American Apparel is opening a store for the first time since bankruptcy
Posted at 9:17 PM, May 03, 2018
and last updated 2018-05-03 23:23:44-04

 American Apparel is coming back.

Gildan Activewear, the Canadian company that owns the clothing brand, announced on Thursday that it will open a physical American Apparel store in Los Angeles this fall.

American Apparel filed for bankruptcy in 2016. This will be the first location to open since May 2017, when Gildan finished liquidating the stores that were still open. Gildan is not planning to open others.

"We're treating this as a flagship pilot store," said Garry Bell, vice president of corporate marketing and communications for Gildan. He said the store will be "very experiential and very interactive," but did not provide details.

The news was reported earlier by Bloomberg.

Before the liquidation, American Apparel had 110 stores in the United States and a total of 193 locations worldwide, according to a court filing.

Gildan, which also owns the tights brands Peds and Kushyfoot, purchased the American Apparel trademark after the company filed for bankruptcy. Then it relaunched American the brand online in the United States in August 2017.

Several retail stores have recently declared bankruptcy as shoppers increasingly move online.
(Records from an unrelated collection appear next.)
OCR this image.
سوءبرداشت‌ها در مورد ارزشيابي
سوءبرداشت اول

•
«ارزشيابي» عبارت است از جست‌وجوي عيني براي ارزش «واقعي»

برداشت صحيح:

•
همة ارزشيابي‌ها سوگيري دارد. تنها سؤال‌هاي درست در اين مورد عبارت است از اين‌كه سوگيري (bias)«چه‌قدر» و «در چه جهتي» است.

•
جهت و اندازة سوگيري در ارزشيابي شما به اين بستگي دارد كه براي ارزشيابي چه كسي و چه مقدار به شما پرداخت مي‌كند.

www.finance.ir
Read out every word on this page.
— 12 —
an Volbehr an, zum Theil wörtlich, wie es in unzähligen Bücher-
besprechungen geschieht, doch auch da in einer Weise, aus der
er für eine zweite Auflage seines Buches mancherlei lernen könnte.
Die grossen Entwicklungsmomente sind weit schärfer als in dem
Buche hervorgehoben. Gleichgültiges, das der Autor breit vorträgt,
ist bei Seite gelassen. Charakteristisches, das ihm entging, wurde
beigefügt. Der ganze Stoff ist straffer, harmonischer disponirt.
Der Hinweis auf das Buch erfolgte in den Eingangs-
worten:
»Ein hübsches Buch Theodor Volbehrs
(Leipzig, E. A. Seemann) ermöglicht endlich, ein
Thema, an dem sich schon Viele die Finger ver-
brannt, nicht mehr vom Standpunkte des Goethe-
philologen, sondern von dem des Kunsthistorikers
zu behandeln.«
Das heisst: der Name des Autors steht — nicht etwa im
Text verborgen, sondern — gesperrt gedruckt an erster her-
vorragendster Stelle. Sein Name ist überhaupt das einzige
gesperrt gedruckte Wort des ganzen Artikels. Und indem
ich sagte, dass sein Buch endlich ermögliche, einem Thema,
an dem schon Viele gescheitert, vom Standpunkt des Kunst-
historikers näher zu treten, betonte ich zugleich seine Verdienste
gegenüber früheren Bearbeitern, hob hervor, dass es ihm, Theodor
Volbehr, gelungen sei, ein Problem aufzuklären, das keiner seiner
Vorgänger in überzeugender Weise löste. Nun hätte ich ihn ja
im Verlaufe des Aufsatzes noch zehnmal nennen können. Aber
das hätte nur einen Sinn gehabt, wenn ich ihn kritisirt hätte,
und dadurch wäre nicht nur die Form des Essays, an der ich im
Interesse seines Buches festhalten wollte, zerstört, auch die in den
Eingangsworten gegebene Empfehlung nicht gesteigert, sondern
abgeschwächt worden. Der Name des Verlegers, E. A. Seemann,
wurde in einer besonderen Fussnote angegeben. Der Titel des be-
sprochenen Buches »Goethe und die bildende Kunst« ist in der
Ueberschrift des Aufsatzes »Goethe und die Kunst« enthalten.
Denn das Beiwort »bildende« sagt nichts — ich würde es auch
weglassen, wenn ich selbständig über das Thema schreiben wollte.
Last year, US store closing announcements more than tripled and set a record, according to the retail think tank Fung Global Retail and Technology.

Bon-Ton Stores, one of the country's largest department store companies, said in April that it plans to liquidate all 256 of its stores, which include Bon-Ton, Boston Store and Carson's. In March, Toys "R" Us said that it was closing all of its US stores.

But American Apparel faced unique challenges. The company, which was known for its racy ads, fired its controversial founder and CEO, Dov Charney, twice in 2014 amid allegations of mismanagement and violations of the company's sexual harassment policies.

The 2016 bankruptcy filing noted that "over the last two years, the company lacked a marketing plan and engaged in ad hoc advertising that lacked focus."